Nun ist Österreich weit davon entfernt, eine SED-Lösung – eine sozialistische Einheitspartei zwischen Freiheitlichen und SPÖ – oder eine rot-blaue Volksfront verpaßt zu bekommen. Von den Wählerstrukturen allerdings wäre es keineswegs abwegig, in Hinblick auf Wählerauftrag und Inhalte auch gemeinsam zu regieren. Bleibt man auf der Ebene der Schlagworte und der Sonntagsreden, ist das Eintreten "für den kleinen Mann", sind Mietensenkung und Strompreisherabsetzung klassische Anliegen der Arbeiterbewegung, die Rot und Blau kaum trennen dürften.

Im Bereich der Ausländerpolitik, für die die Haider-Truppe gegenwärtig international an den Pranger gestellt wird, läße sich in einer SPÖ/FPÖ-Regierungsgemeinschaft mit einem Kompromiß auf der Basis des Schily-Schlögel-Kurses – wie sagte der deutsche SPD- Innenminister: "Das Boot ist voll" – problemlos in ein Regierungsprogramm einbauen. In Hinblick auf die begleitende Terminologie einer solchen Politik würden die Freiheitlichen zweifellos alles meiden, was aus dem "Wörterbuch des Unmenschen" stammen könnte. An der verbalen Behübschung einer restriktiven Ausländerpolitik also muß es auch mit Haider keineswegs mangeln.

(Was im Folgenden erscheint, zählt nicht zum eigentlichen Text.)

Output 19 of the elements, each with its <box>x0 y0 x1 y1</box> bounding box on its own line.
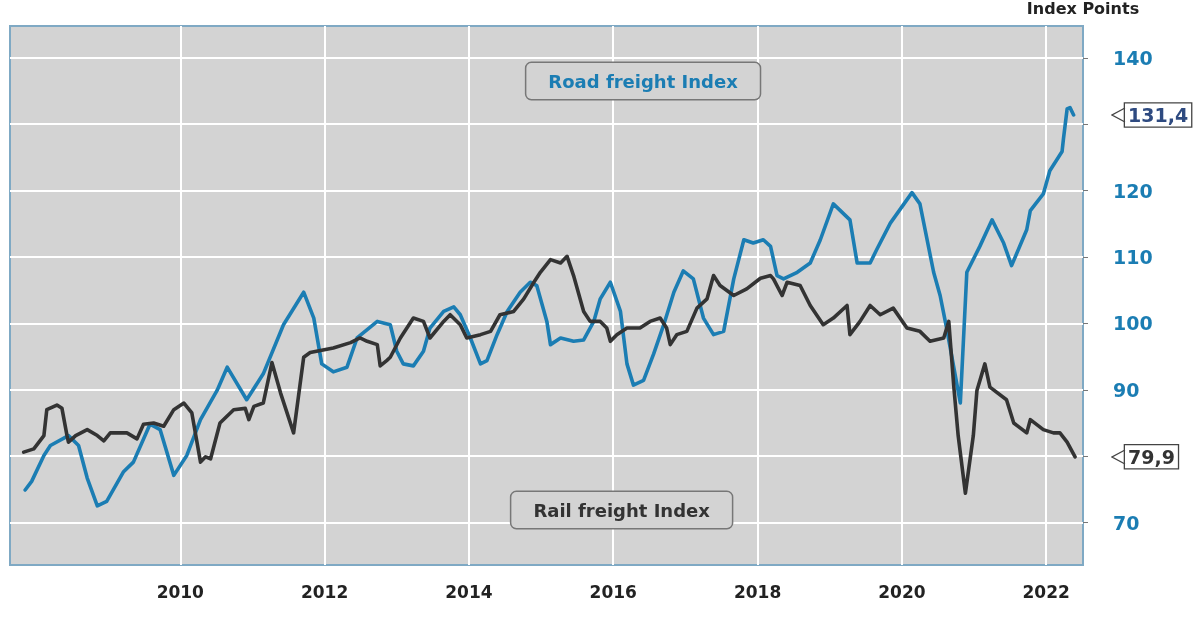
x-tick-label: 2014 <box>445 581 493 602</box>
annotation: 79,9 <box>1128 445 1175 468</box>
x-tick-label: 2012 <box>300 581 349 602</box>
y-tick-label: 90 <box>1113 378 1140 401</box>
text: Rail freight Index <box>533 499 711 521</box>
annotation: 131,4 <box>1128 103 1189 126</box>
y-axis-title: Index Points <box>1026 0 1140 18</box>
x-tick-label: 2020 <box>878 581 926 602</box>
x-tick-label: 2010 <box>156 581 205 602</box>
x-tick-label: 2018 <box>733 581 782 602</box>
y-tick-label: 120 <box>1113 179 1153 202</box>
y-tick-label: 110 <box>1113 246 1153 268</box>
text: Road freight Index <box>548 70 739 92</box>
x-tick-label: 2022 <box>1022 581 1070 602</box>
y-tick-label: 100 <box>1113 312 1153 335</box>
x-tick-label: 2016 <box>589 581 637 602</box>
line-series <box>21 254 1077 496</box>
y-tick-label: 70 <box>1113 511 1140 534</box>
y-tick-label: 140 <box>1113 46 1153 69</box>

Am Beginn der Ära Klima mutmaßte man, die heimische Sozialdemokratie würde die Vranitzkysche Ausgrenzungspolitik gegenüber Haider nun wohl aufgeben. Rot-Blau könnte durchaus eine Option für die Zukunft sein. Nach den traumatischen Wahlverlusten der SPÖ scheinen Häupl, Klima und Edlinger, beraten wohl von ihrem Mentor Vranitzky, darauf zu setzen, eben diese Ausgrenzungspolitik in einer Art Finale-Furioso samt internationalem Echo zur Entscheidungsschlacht zu machen.

Die Wahrscheinlichkeit, daß bei allzu unmäßigen Begehren der unter der Oppositionstarnkappe verharrenden ÖVP Viktor Klima und Genossen doch noch auf die blaue Karte setzen, ist gegenwärtig gering. Die aus der Schublade geholte Faschismuskeule läßt sich mitten im Schwung nur sehr schwer bremsen. Völlig ausgeschlossen ist ein solcher Schwenk in Anbetracht des bewährten Pragmatismus der österreichischen Sozialdemokratie dennoch nicht. Vor allem dann, wenn die allgemeine Blockade Neuwahlen unausweichlich machen sollte und die Umfragen gleichzeitig ein weiteres Anwachsen der "Arbeiterpartei neuen Typs", wie sie Haider führt, signalisierten. Der Bundespräsident hat dem Derzeit-Noch-Kanzler Klima wohl nicht zufällig den Auftrag gegeben, mit allen Parlamentsparteien Sondierungsgespräche zu führen.